6- Information provides strength
Get information about all your risks and opportunities, areas where you are a supported and areas where you are not (similar to a SWOT matrix). The more information the better (stronger) decisions you can make. For example;
- What is the job market like, is your resume up-to-date, do you have a good cover letter – note: a resume is about what you have done, a cover letter will show who you are. Are you chasing the right jobs?
- Your current situation on money –your potential and actual receipts, your potential and current expenses. Will you be living, surviving and until when does this change?
- Contact numbers for accountant, tax adviser, bank, etc. After you have as much of the above information as you can get, talk to these people and see how you can get more for YOUR money. How can you limit costs and increase benefits?
- Find alternative ideas on how can you increase income and reduce costs for example; if you have space, could you get in a border/flatmate, if you live somewhere there is limited parking and you have off road parking – could you rent it out. Could you do baby-sitting or pet-sitting, for a financial top-up.
As I have suggested previously don’t just sit and chased jobs 24/7. You need a break from job seeking. Use this time to get information that helps your situation (don’t “research” negative news how bad it all is – this WILL de-motivate you).
7- Leave your baggage at home
Redundancy is usually not a good thing, most people become stressed or angry or depressed or a multitude of other negative feelings (feelings that do not add value to the situation). Don’t hold these in, share them with a family member or friend (real friend) or therapist, etc.
Do NOT pass on these feelings in resumes, cover letter, interviews, acquaintances, Facebook, LinkedIn, etc. Neither should you bag out your old company or boss no matter how much you want to. These actions will add no value to your cause, in fact they will in all likelihood sabotage anything positive you do/have done.
8- What I did/do
I have learnt these through my own experience, watching and listening to others and crazy as it may seem, by having to make people redundant. It is never a good experience either being made redundant or telling someone they’re redundant.
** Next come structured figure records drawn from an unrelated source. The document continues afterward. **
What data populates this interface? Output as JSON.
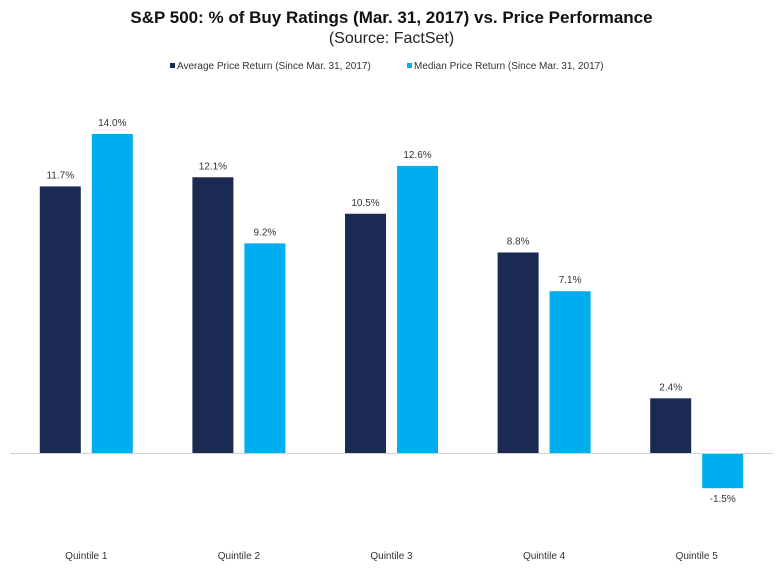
{
  "chart_data": {
    "type": "bar",
    "title": "S&P 500: % of Buy Ratings (Mar. 31, 2017) vs. Price Performance",
    "subtitle": "(Source: FactSet)",
    "xlabel": "",
    "ylabel": "",
    "categories": [
      "Quintile 1",
      "Quintile 2",
      "Quintile 3",
      "Quintile 4",
      "Quintile 5"
    ],
    "series": [
      {
        "name": "Average Price Return (Since Mar. 31, 2017)",
        "color": "#1b2a52",
        "values": [
          11.7,
          12.1,
          10.5,
          8.8,
          2.4
        ],
        "labels": [
          "11.7%",
          "12.1%",
          "10.5%",
          "8.8%",
          "2.4%"
        ]
      },
      {
        "name": "Median Price Return (Since Mar. 31, 2017)",
        "color": "#00adef",
        "values": [
          14.0,
          9.2,
          12.6,
          7.1,
          -1.5
        ],
        "labels": [
          "14.0%",
          "9.2%",
          "12.6%",
          "7.1%",
          "-1.5%"
        ]
      }
    ],
    "ylim": [
      -3.5,
      15.5
    ],
    "grid": false,
    "legend": "top-center",
    "axis_color": "#d0d0d0"
  }
}
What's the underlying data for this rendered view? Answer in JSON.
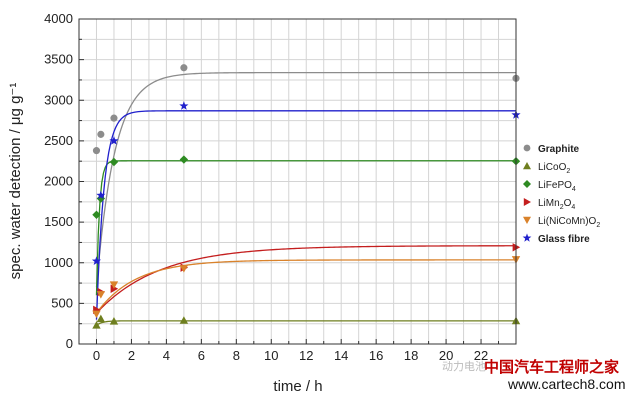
{
  "chart_data": {
    "type": "scatter",
    "xlabel": "time / h",
    "ylabel": "spec. water detection / μg g⁻¹",
    "xlim": [
      -1,
      24
    ],
    "ylim": [
      0,
      4000
    ],
    "xticks": [
      0,
      2,
      4,
      6,
      8,
      10,
      12,
      14,
      16,
      18,
      20,
      22
    ],
    "yticks": [
      0,
      500,
      1000,
      1500,
      2000,
      2500,
      3000,
      3500,
      4000
    ],
    "grid": true,
    "legend_position": "right",
    "series": [
      {
        "name": "Graphite",
        "sub": "",
        "color": "#8c8c8c",
        "marker": "circle",
        "x": [
          0,
          0.25,
          1,
          5,
          24
        ],
        "y": [
          2380,
          2580,
          2780,
          3400,
          3270
        ]
      },
      {
        "name": "LiCoO",
        "sub": "2",
        "color": "#6f7f1f",
        "marker": "triangle-up",
        "x": [
          0,
          0.25,
          1,
          5,
          24
        ],
        "y": [
          230,
          310,
          280,
          290,
          285
        ]
      },
      {
        "name": "LiFePO",
        "sub": "4",
        "color": "#2e8b22",
        "marker": "diamond",
        "x": [
          0,
          0.25,
          1,
          5,
          24
        ],
        "y": [
          1590,
          1790,
          2240,
          2270,
          2250
        ]
      },
      {
        "name": "LiMn",
        "sub": "2",
        "name2": "O",
        "sub2": "4",
        "color": "#c41e1e",
        "marker": "triangle-right",
        "x": [
          0,
          0.25,
          1,
          5,
          24
        ],
        "y": [
          420,
          640,
          680,
          940,
          1190
        ]
      },
      {
        "name": "Li(NiCoMn)O",
        "sub": "2",
        "color": "#d9822b",
        "marker": "triangle-down",
        "x": [
          0,
          0.25,
          1,
          5,
          24
        ],
        "y": [
          370,
          610,
          730,
          930,
          1040
        ]
      },
      {
        "name": "Glass fibre",
        "sub": "",
        "color": "#2020cc",
        "marker": "star",
        "x": [
          0,
          0.25,
          1,
          5,
          24
        ],
        "y": [
          1020,
          1830,
          2500,
          2930,
          2820
        ]
      }
    ],
    "fits": [
      {
        "color": "#8c8c8c",
        "plateau": 3340,
        "start": 700,
        "rate": 0.95
      },
      {
        "color": "#6f7f1f",
        "plateau": 285,
        "start": 230,
        "rate": 3.0
      },
      {
        "color": "#2e8b22",
        "plateau": 2255,
        "start": 600,
        "rate": 6.0
      },
      {
        "color": "#2020cc",
        "plateau": 2870,
        "start": 300,
        "rate": 2.3
      },
      {
        "color": "#c41e1e",
        "plateau": 1210,
        "start": 380,
        "rate": 0.28
      },
      {
        "color": "#d9822b",
        "plateau": 1035,
        "start": 380,
        "rate": 0.45
      }
    ]
  },
  "watermark": {
    "cn": "中国汽车工程师之家",
    "url": "www.cartech8.com",
    "faint": "动力电池"
  }
}
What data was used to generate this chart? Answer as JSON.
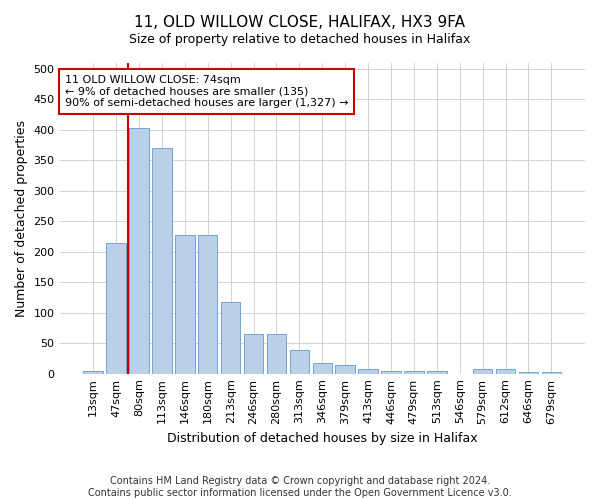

When I have been told I am redundant, my head screams WTF, why me, and the feelings go rampant, BUT only for a moment. I get them back under control and start talking about the options that I have, how I can maximise the outcome for ME. And as a manger I also think about those staying behind, they may have a job, but they will not be feeling elated or “safe”. I may not have good news but I do not need to make others suffer as well.
I do not leave anything unfinished; I want to leave on good terms. For me, this helps me accept what is happening AND I can hold my head high. I know then, I have been professional, logical and will come out of the situation without dragging a lot of baggage with me. I will leave with a clean sheet and I have not made the situation worse for me, my staff or the company.
After I get home, I begin my plan. I review, read, focus, reassess and a multitude of other things – all without getting into the “oh-why-me” cycle. This means I am focusing on moving forward. It is not complicated; positive action/thoughts usually have positive outcomes, negative actions/thoughts nearly always have negative outcomes, it is a simple as that. Now, I am not anyone special, I do get affected but I have learnt to be pragmatic – and this makes it better for me in the end.
Redundancy is never a “nice” thing and still, it was about a role I was doing, not my ability to do the role. I will do all the things I have listed above. I may not get my dream job but I will get a job I can do and I will get paid for. Then, after I am in a comfortable space, I can aim to getting into a happy space.
Take care, look after yourself. I hope some of this may have helped.